Insurance tax rise hurts

By Leslie Berry

Independent practitioners have lost nearly 200,000 potential patients in the past three years due to the rising taxes on health insurance.

This is the number of customers who have dropped their policies to depend solely on the NHS, according to the first research to assess the impact of insurance premium tax increases on the UK’s health and social care system.

Insurance premium tax, added to many insurance policy premiums including private medical health insurance, has doubled since 2015 and currently stands at 12%.

The study was run by the Centre for Economics and Business Research (Cebr) and commissioned by Bupa. It found each percentage point tax increase led to an estimated 21,000 health insurance customers cancelling their policies. The tax avoided a further rise in the Autumn Budget after these figures were revealed.

Bupa warned that increasing insurance premium tax again could see even more people cancel their health insurance or reduce their level of cover.

It said this could lead to the unintended consequence that the revenue collected from health insurance fell and NHS demand rose.

Alex Perry

Alex Perry: said taxes on health insurance were counterproductive

The insurer warned the Govern­ment that the tax hit hardest on those who most needed it, because older patients with riskier health profiles paid higher premiums and more tax.

Another study last October found that two-thirds of people consider health insurance allows others to access NHS treatment earlier and 55% see it as important in relieving NHS pressure. The online research was conducted by Opinium among a nationally representative sample of 2,000 UK adults.

Bupa Insurance chief executive Alex Perry said: ‘The taxes on health insurance are unfair and counterproductive. As insurance premium tax on health insurance has increased, we’ve seen hundreds of thousands of people who used to pay for their own health insurance drop out of the market to depend solely on the NHS.

‘This means longer waiting times for everyone else for treatments such as cancer care and cataracts, and even more pressure on over-stretched NHS finances.’
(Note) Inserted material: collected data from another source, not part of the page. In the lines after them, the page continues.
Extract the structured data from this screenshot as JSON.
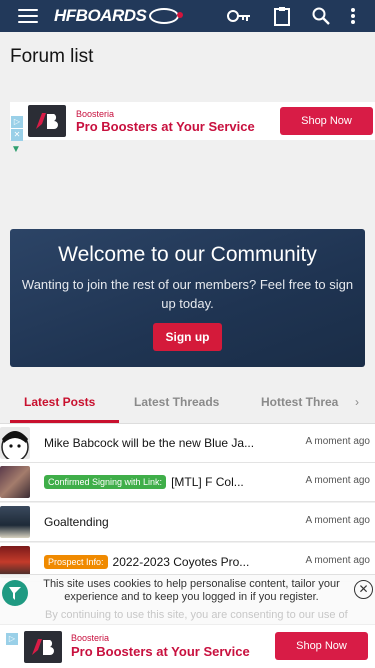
{
  "header": {
    "logo_text": "HFBOARDS",
    "icons": [
      "menu-icon",
      "key-icon",
      "clipboard-icon",
      "search-icon",
      "more-vertical-icon"
    ]
  },
  "page": {
    "title": "Forum list"
  },
  "ad": {
    "brand": "Boosteria",
    "headline": "Pro Boosters at Your Service",
    "cta": "Shop Now",
    "logo_text": "B"
  },
  "welcome": {
    "title": "Welcome to our Community",
    "text": "Wanting to join the rest of our members? Feel free to sign up today.",
    "signup_label": "Sign up"
  },
  "tabs": {
    "items": [
      {
        "label": "Latest Posts",
        "active": true
      },
      {
        "label": "Latest Threads",
        "active": false
      },
      {
        "label": "Hottest Threads",
        "active": false
      }
    ],
    "visible_third": "Hottest Threa",
    "arrow": "›"
  },
  "posts": [
    {
      "label": "",
      "label_color": "",
      "title": "Mike Babcock will be the new Blue Ja...",
      "time": "A moment ago"
    },
    {
      "label": "Confirmed Signing with Link:",
      "label_color": "#3fae49",
      "title": "[MTL] F Col...",
      "time": "A moment ago"
    },
    {
      "label": "",
      "label_color": "",
      "title": "Goaltending",
      "time": "A moment ago"
    },
    {
      "label": "Prospect Info:",
      "label_color": "#f08a00",
      "title": "2022-2023 Coyotes Pro...",
      "time": "A moment ago"
    }
  ],
  "cookie": {
    "text": "This site uses cookies to help personalise content, tailor your experience and to keep you logged in if you register.",
    "faded_text": "By continuing to use this site, you are consenting to our use of",
    "close": "✕"
  },
  "colors": {
    "header_bg": "#22395a",
    "accent_red": "#c8102e",
    "welcome_bg": "#1f3452"
  }
}
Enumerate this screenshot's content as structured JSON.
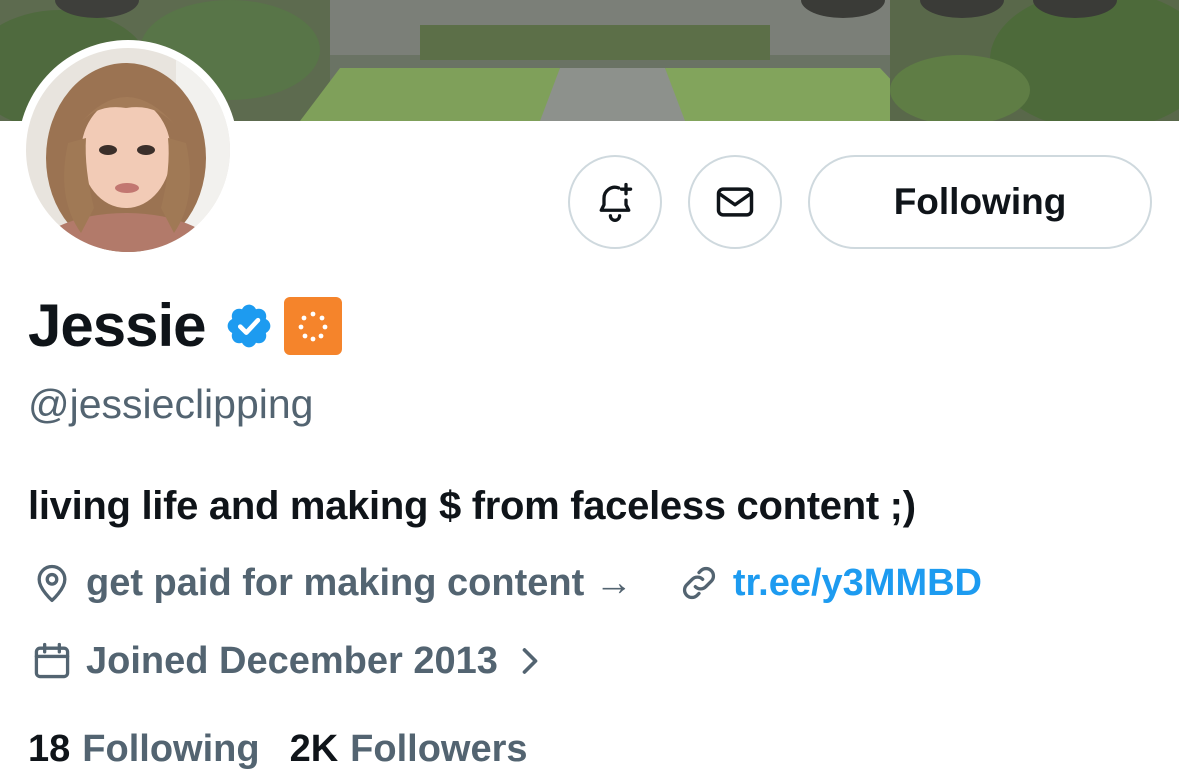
{
  "profile": {
    "name": "Jessie",
    "handle": "@jessieclipping",
    "bio": "living life and making $ from faceless content ;)",
    "location": "get paid for making content →",
    "website": "tr.ee/y3MMBD",
    "joined": "Joined December 2013"
  },
  "actions": {
    "follow_label": "Following"
  },
  "stats": [
    {
      "value": "18",
      "label": "Following"
    },
    {
      "value": "2K",
      "label": "Followers"
    }
  ],
  "icons": {
    "notify": "bell-plus-icon",
    "message": "envelope-icon",
    "verified": "verified-badge-icon",
    "affiliate": "affiliate-badge-icon",
    "location": "location-pin-icon",
    "link": "link-icon",
    "calendar": "calendar-icon",
    "chevron": "chevron-right-icon"
  },
  "colors": {
    "text_primary": "#0f1419",
    "text_secondary": "#536471",
    "link": "#1d9bf0",
    "verified": "#1d9bf0",
    "affiliate_badge": "#f5842b",
    "border": "#cfd9de"
  }
}
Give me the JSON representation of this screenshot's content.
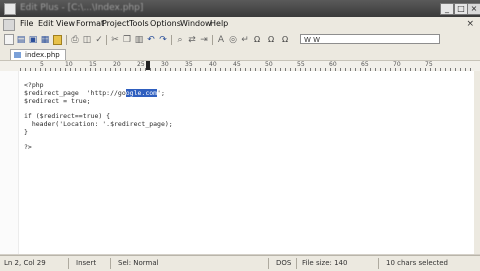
{
  "window": {
    "title": "Edit Plus - [C:\\...\\Index.php]"
  },
  "menu": [
    "File",
    "Edit",
    "View",
    "Format",
    "Project",
    "Tools",
    "Options",
    "Window",
    "Help"
  ],
  "toolbar": {
    "combo_value": "W W"
  },
  "tabs": [
    {
      "label": "index.php"
    }
  ],
  "ruler": {
    "marks": [
      "5",
      "10",
      "15",
      "20",
      "25",
      "30",
      "35",
      "40",
      "45",
      "50",
      "55",
      "60",
      "65",
      "70",
      "75"
    ]
  },
  "editor": {
    "lines": [
      "<?php",
      "$redirect_page  'http://go",
      "$redirect = true;",
      "",
      "if ($redirect==true) {",
      "  header('Location: '.$redirect_page);",
      "}",
      "",
      "?>"
    ],
    "selected_text": "ogle.com",
    "after_selection": "';"
  },
  "status": {
    "position": "Ln 2, Col 29",
    "mode": "Insert",
    "syntax": "Sel: Normal",
    "eol": "DOS",
    "file_size": "File size: 140",
    "selection": "10 chars selected"
  }
}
Bupa said cost was the main factor for people when choosing to buy health insurance and this explained the high attrition rates for individual policies as taxes have increased.

A third of people questioned in its survey would consider taking out insurance if costs were lower and a similar number would consider cancelling their policy if their premium went up.

Cebr chief economist Oliver Hogan said: ‘The impact of the tax has not been considered by the Government and we hope this research will make for interesting reading for the industry, the Government and the public.

‘As this is a tax that has increased successively over the last three years, and may increase further in the future, research into the financial implications for the NHS and the welfare impact on patients and society is needed.’